From interaction networks to interfaces, scanning intrinsically disordered regions using AlphaFold2

Hélène Bret,Jinmei Gao,Diego Javier Zea,Jessica Andreani,Raphaël Guerois
DOI: https://doi.org/10.1038/s41467-023-44288-7
IF: 16.6
2024-01-18
Nature Communications
Abstract:Abstract The revolution brought about by AlphaFold2 opens promising perspectives to unravel the complexity of protein-protein interaction networks. The analysis of interaction networks obtained from proteomics experiments does not systematically provide the delimitations of the interaction regions. This is of particular concern in the case of interactions mediated by intrinsically disordered regions, in which the interaction site is generally small. Using a dataset of protein-peptide complexes involving intrinsically disordered regions that are non-redundant with the structures used in AlphaFold2 training, we show that when using the full sequences of the proteins, AlphaFold2-Multimer only achieves 40% success rate in identifying the correct site and structure of the interface. By delineating the interaction region into fragments of decreasing size and combining different strategies for integrating evolutionary information, we manage to raise this success rate up to 90%. We obtain similar success rates using a much larger dataset of protein complexes taken from the ELM database. Beyond the correct identification of the interaction site, our study also explores specificity issues. We show the advantages and limitations of using the AlphaFold2 confidence score to discriminate between alternative binding partners, a task that can be particularly challenging in the case of small interaction motifs.
multidisciplinary sciences
What problem does this paper attempt to address?

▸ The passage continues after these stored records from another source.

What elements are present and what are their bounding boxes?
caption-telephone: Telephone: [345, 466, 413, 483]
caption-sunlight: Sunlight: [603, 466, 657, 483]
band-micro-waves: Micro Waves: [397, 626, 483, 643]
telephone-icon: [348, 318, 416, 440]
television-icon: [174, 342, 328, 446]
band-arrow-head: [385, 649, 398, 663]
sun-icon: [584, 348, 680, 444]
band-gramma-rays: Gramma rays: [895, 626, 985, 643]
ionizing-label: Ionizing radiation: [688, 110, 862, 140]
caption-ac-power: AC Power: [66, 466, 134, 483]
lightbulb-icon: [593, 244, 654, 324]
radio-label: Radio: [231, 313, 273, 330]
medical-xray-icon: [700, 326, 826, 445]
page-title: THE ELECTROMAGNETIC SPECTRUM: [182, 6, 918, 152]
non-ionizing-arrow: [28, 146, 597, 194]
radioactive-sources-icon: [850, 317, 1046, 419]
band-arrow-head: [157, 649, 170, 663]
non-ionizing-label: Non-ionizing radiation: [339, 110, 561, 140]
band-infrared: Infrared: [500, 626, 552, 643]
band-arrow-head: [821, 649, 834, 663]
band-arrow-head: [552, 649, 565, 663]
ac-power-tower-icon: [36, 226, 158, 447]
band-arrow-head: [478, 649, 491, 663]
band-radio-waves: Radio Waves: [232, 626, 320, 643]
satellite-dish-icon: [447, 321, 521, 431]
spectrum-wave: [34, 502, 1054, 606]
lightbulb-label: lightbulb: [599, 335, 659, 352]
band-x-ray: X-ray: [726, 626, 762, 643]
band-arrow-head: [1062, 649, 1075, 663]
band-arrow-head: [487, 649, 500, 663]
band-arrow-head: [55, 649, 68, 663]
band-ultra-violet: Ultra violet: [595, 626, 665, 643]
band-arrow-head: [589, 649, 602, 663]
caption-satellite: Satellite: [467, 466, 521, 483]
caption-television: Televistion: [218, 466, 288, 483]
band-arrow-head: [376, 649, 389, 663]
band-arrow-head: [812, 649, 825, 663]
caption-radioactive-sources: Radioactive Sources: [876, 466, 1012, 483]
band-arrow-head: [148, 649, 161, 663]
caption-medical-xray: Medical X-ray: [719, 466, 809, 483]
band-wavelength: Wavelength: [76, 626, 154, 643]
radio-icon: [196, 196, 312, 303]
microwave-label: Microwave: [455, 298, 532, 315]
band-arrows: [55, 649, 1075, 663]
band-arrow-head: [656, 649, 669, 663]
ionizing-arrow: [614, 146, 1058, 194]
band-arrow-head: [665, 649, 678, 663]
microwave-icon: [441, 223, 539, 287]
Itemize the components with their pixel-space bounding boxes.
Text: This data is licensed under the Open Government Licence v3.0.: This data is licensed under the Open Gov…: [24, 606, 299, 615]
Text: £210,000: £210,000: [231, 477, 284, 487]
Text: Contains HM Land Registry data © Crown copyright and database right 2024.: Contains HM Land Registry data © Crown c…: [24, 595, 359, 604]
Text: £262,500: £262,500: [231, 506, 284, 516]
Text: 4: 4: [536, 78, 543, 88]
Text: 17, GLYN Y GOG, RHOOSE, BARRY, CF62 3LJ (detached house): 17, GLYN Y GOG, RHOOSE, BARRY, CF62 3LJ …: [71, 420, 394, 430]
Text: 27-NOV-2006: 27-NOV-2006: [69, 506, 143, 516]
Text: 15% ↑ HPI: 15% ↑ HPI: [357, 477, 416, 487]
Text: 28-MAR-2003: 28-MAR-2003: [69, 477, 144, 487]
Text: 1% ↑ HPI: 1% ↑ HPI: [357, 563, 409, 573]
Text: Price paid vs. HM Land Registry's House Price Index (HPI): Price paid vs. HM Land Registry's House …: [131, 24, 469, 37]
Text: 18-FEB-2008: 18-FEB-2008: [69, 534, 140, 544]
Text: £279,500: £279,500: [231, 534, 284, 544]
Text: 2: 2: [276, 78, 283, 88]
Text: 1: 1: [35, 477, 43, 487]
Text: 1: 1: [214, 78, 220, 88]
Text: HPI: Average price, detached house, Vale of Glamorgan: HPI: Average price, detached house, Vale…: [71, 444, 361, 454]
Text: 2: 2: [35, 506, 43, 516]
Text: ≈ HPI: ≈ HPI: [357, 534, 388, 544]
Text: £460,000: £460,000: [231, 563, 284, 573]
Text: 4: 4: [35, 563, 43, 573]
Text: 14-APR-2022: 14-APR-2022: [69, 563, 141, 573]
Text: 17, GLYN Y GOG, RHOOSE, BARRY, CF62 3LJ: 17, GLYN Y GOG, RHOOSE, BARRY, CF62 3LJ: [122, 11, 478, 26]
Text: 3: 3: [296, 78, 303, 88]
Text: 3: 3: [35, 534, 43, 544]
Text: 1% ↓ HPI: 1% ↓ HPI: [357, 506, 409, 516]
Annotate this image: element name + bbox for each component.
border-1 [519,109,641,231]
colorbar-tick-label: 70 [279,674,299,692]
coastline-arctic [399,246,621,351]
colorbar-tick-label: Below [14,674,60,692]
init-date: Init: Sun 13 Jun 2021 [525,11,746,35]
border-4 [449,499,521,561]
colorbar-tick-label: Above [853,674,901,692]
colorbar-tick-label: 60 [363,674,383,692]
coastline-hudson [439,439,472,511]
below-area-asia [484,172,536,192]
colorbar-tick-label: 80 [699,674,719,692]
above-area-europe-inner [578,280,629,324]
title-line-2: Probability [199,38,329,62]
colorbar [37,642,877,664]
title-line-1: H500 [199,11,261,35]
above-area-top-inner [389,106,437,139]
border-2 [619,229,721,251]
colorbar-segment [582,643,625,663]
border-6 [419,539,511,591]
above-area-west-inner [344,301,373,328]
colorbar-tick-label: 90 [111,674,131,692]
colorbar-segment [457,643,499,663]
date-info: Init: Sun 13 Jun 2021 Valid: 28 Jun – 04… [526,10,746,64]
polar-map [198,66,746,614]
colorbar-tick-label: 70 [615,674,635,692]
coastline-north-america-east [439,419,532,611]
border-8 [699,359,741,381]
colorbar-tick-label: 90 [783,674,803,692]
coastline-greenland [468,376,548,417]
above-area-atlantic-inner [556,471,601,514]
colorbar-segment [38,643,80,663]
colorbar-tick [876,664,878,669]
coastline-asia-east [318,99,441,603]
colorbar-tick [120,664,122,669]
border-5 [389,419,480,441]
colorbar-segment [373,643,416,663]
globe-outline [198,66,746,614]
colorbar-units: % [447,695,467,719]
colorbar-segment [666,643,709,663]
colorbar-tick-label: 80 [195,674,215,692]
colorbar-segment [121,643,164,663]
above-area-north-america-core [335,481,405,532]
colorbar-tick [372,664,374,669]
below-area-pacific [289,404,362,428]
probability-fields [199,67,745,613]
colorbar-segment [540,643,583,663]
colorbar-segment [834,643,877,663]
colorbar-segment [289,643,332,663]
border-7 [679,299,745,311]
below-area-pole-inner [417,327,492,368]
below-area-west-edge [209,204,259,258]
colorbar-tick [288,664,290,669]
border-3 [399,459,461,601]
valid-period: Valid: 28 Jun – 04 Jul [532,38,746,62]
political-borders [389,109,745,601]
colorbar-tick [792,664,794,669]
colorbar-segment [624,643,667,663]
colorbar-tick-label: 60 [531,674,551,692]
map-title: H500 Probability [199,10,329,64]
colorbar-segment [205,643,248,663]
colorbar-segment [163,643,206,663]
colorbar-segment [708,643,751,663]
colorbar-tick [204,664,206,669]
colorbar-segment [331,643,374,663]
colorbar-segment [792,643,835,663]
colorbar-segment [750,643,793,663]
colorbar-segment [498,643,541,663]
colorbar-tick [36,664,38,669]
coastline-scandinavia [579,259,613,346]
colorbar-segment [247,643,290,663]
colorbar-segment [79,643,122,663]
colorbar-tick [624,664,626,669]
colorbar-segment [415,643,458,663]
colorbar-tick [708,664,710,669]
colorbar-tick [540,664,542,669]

The main objective of this paper is to explore how to best utilize AlphaFold2 to identify specific binding interfaces from protein-protein interaction networks, especially when dealing with proteins involving Intrinsically Disordered Regions (IDRs). Specifically, the researchers developed a non-redundant benchmark set containing 42 protein-peptide complexes, which have no homology to any structures used in the AlphaFold2 multimer training dataset. Through different multiple sequence alignment (MSA) strategies, the study found: 1. **Poor performance with full-length proteins**: When using full-length protein sequences as input, the success rate of AlphaFold2 multimer was only 42.9%, significantly lower than the success rate with constrained boundary inputs. 2. **Fragment scanning improves success rate**: By scanning potential binding regions divided into smaller fragments (e.g., 100 or 200 amino acids), the prediction success rate can be significantly improved. Specifically, for fragments extended to 200 amino acids, the success rate reached 66.7%, which is notably higher than the success rate for full-length proteins. 3. **Advantages of combining different MSA modes**: By combining different MSA generation methods, researchers were able to increase the success rate to 90.5%. This indicates that combining multiple strategies is more effective than a single strategy when predicting protein-peptide complexes. Additionally, the study discussed the specificity issues of AlphaFold2 predictions, such as how to distinguish different potential binding sites, and evaluated the effectiveness of AlphaFold2 confidence scores in screening possible binding regions. Overall, this paper aims to improve the prediction accuracy of AlphaFold2 in handling protein interactions involving disordered regions by optimizing input parameters and MSA strategies.